Et voici que nous tombons sur un des noms de la liste des Grands Maîtres du  PRIEURE de SION : le Connétable Charles III  de Bourbon, fils de  Claire de GONZAGUE, beau-frère du Duc de Loraine, petit fils de YOLANDE DE BAR et arrière petit fils de René d´Anjou.

Dans son entourage on compte JEAN DE JOYEUSE, qui par mariage devient seigneur de Couiza, Rennes -Le-Château et Arques. Ce Jean, Chambrier et Connétable de France, premier Gouverneur de Narbonne et Lieutenant Général en Languedoc, entreprit entre 1540 et 1550 la construction du Château des Ducs de Joyeuse.

 

Charles III , comme vice-roi du Milanais connut  Léonard de Vinci, supposé grand Maître précédant dans la liste de la BN. L´artiste aux multiples facettes, travailla pour le Connétable et vice-roi du Languedoc, comme ingénieur militaire, deux ans avant son départ au château de Cloux près d´Amboise en 1518.
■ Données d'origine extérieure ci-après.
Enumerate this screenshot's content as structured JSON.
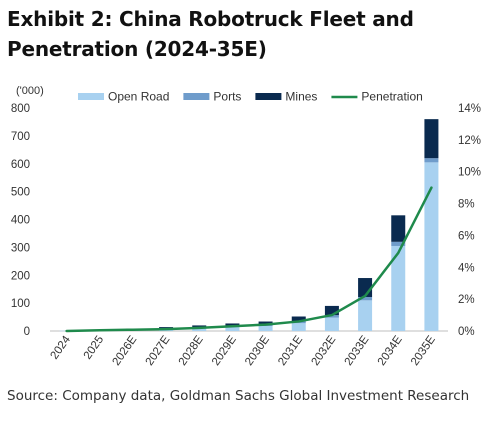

Devenu veuf en 1521, la mère du roi de France, Louise de Savoie, en tant que petite-fille du duc Charles Ier de Bourbon, revendiqua les fiefs des Bourbons. Charles perdit le procès  et ses biens furent confisqués et rattachés au domaine royal.

Charles III de Bourbon change alors de camps et se met au service de l´Empereur Charles Quint. Il voulait se créer une principauté italienne et commença par la prise de Rome, où il trouva la mort.

 

Ce tableau du Louvre nous mène indirectement à la liste des Grands Maîtres du Prieuré de Sion, c´est peut-être pour cela que  Pierre Plantard l´inclus dans le livre de Gérard de Sède.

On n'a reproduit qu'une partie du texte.